Mizoguchi Emiko, Hachiya Yuriko, Kawada Mayumi, Nagatani Katsuya, Ogawa Atsuhiro, Sugimoto Ken, Mizoguchi Atsushi, Podolsky Daniel K
Center for the Study of Inflammatory Bowel Disease, Massachusetts General Hospital, Harvard Medical School, Boston, Massachusetts, USA.
Gastroenterology. 2008 Feb;134(2):470-80. doi: 10.1053/j.gastro.2007.11.055. Epub 2007 Dec 4.
BACKGROUND & AIMS: Ligation of tumor necrosis factor (TNF) receptors (TNFRs) with TNF plays a critical role in the pathogenesis of human inflammatory bowel disease (IBD). However, it remains unclear which cell types activated through TNFR-associated signaling cascades are involved in the pathogenesis of colitis.
Recombination activating gene-1 (RAG) knockout (KO) (no T or B cells)-based TNFR double and triple KO mice were generated. Bone marrow (BM) chimera mice in which BM-derived myeloid cells, but not colonic epithelial cells (CECs), express TNFRs were also generated. Colitis was induced by administration of dextran sodium sulfate (DSS) in distilled water. Murine lines and chimeras were assessed for disease severity, histopathology, apoptotic cell rate, epithelial proliferation, and bacterial invasion rate.

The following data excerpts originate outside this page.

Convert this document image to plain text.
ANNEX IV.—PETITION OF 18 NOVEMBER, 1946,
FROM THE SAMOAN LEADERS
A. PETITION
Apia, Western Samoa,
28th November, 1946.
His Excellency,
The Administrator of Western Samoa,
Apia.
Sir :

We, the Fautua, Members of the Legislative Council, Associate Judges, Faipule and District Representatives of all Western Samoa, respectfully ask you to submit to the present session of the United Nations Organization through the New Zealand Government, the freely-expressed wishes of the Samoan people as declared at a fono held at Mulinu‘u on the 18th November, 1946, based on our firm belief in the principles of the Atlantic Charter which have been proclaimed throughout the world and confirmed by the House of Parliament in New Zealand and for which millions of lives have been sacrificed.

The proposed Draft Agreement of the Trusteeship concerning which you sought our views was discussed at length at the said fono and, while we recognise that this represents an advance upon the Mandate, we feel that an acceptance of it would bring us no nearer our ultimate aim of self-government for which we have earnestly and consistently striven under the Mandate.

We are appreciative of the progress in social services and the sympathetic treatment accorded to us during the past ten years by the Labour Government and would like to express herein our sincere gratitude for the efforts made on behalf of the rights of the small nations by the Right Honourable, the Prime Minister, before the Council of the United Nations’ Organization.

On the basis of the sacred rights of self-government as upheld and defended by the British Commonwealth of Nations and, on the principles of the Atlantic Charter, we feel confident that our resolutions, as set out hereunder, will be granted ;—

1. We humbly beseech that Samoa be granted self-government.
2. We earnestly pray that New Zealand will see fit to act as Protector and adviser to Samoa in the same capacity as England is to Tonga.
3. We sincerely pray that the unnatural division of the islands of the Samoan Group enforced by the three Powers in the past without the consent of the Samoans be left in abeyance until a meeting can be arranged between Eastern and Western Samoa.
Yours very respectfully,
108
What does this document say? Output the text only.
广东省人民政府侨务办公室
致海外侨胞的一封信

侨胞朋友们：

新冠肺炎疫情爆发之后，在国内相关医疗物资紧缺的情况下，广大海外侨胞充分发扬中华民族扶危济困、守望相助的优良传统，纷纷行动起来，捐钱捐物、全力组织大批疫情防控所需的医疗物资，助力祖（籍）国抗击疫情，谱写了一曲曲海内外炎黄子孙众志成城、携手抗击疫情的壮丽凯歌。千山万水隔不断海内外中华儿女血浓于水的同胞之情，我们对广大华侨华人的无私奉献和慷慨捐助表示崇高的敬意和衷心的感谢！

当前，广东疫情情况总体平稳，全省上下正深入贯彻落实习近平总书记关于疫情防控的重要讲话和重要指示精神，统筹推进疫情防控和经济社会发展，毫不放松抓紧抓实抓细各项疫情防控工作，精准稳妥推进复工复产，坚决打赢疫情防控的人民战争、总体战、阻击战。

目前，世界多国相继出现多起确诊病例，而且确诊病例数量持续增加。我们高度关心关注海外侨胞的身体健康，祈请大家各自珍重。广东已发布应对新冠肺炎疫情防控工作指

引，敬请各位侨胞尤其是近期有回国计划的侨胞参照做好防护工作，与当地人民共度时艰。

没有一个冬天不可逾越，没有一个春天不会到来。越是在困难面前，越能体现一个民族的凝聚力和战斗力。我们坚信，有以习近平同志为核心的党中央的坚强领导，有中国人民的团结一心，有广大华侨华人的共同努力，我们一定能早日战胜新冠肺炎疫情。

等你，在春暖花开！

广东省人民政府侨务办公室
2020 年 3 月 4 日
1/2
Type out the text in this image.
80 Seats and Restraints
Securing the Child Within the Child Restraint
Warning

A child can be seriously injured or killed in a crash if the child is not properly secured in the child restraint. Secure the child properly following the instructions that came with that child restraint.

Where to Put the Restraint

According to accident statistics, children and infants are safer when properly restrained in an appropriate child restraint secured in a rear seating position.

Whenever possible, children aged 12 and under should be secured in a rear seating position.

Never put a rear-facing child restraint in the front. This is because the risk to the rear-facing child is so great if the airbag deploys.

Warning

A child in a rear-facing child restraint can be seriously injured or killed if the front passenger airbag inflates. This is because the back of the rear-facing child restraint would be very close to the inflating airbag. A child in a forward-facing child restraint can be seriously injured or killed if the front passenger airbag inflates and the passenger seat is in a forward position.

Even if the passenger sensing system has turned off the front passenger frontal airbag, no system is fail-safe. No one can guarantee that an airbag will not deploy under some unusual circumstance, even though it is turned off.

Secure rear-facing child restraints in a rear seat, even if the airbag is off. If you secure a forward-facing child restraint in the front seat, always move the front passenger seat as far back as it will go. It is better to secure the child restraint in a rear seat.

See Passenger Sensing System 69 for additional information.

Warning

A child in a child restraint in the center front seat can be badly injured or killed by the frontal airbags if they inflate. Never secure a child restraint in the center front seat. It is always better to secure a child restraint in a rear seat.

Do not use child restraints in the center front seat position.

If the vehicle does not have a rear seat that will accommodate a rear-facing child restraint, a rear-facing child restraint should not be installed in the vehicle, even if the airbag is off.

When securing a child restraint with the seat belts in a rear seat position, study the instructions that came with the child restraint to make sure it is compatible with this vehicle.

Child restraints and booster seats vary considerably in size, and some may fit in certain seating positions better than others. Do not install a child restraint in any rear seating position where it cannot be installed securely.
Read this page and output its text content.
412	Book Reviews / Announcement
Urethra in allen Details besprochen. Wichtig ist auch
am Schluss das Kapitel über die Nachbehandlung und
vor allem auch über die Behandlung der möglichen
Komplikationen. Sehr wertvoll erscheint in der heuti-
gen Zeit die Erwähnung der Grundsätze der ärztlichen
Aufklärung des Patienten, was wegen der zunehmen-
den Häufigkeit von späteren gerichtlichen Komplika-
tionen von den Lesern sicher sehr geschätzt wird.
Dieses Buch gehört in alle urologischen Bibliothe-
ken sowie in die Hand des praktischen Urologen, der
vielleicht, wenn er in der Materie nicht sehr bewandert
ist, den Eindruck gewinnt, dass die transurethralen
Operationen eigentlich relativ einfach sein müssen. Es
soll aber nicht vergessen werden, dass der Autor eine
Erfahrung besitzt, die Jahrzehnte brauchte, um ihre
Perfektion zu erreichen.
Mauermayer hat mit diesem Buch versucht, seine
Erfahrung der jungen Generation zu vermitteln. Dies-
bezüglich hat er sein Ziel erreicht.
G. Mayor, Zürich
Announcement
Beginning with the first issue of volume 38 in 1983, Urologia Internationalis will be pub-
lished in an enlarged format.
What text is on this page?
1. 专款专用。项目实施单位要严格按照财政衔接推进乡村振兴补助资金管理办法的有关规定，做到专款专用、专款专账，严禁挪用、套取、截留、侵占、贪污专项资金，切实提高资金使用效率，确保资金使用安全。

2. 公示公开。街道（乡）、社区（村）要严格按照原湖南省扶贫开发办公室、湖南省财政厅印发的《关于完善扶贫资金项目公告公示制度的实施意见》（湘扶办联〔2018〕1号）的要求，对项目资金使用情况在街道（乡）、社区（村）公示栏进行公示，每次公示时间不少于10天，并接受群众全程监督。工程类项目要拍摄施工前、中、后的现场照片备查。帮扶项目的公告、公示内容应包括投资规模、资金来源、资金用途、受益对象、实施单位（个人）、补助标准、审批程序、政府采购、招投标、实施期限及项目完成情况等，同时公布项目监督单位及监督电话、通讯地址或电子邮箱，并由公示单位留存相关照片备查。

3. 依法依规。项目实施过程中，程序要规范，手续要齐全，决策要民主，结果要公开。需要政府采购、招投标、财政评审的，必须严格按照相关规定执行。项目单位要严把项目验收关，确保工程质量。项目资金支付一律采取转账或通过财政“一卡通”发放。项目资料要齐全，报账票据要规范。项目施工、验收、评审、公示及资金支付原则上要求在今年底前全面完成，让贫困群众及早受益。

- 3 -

Following DSS administration, mice lacking both RAG and TNFR1 exhibited a high mortality (>80%) rate with an impaired CEC regeneration compared with RAG KO and RAG x TNFR2 double KO (DKO) mice. Transplantation of RAG KO-derived BM cells restored CEC regeneration and rescued the majority of recipient RAG x TNFR1 DKO mice from DSS-induced mortality. After BM transplantation, RAG x TNFR1 DKO mice exhibited an increased rate of apoptosis in the colonic lamina propria macrophages in association with the activation of caspases. In addition, BM reconstitution directly or indirectly enhanced the proliferation of CECs by activating mitogen-activated protein kinase and phosphoinositide-3 kinase/Akt pathways.
TNFR1-signaling cascade in colonic myeloid lineage cells contributes to the suppression of acute damage-associated mortality presumably by controlling CEC homeostasis.
肿瘤坏死因子(TNF)受体(TNFRs)与TNF的结合在人类炎症性肠病(IBD)的发病机制中起关键作用。然而,通过TNFR相关信号级联激活的哪些细胞类型参与结肠炎的发病机制仍不清楚。
构建基于重组激活基因-1(RAG)敲除(KO)(无T或B细胞)的TNFR双敲除和三敲除小鼠。还构建了骨髓(BM)嵌合小鼠,其中BM来源的髓系细胞而非结肠上皮细胞(CEC)表达TNFRs。通过在蒸馏水中给予葡聚糖硫酸钠(DSS)诱导结肠炎。评估小鼠品系和嵌合体的疾病严重程度、组织病理学、凋亡细胞率、上皮增殖和细菌侵袭率。
给予DSS后,与RAG KO和RAG×TNFR2双敲除(DKO)小鼠相比,缺乏RAG和TNFR1的小鼠表现出高死亡率(>80%),且CEC再生受损。移植RAG KO来源的BM细胞可恢复CEC再生,并使大多数受体RAG×TNFR1 DKO小鼠免于DSS诱导的死亡。BM移植后,RAG×TNFR1 DKO小鼠结肠固有层巨噬细胞凋亡率增加,伴有半胱天冬酶激活。此外,BM重建通过激活丝裂原活化蛋白激酶和磷脂酰肌醇-3激酶/Akt途径直接或间接增强CEC的增殖。
结肠髓系谱系细胞中的TNFR1信号级联可能通过控制CEC稳态,有助于抑制急性损伤相关的死亡率。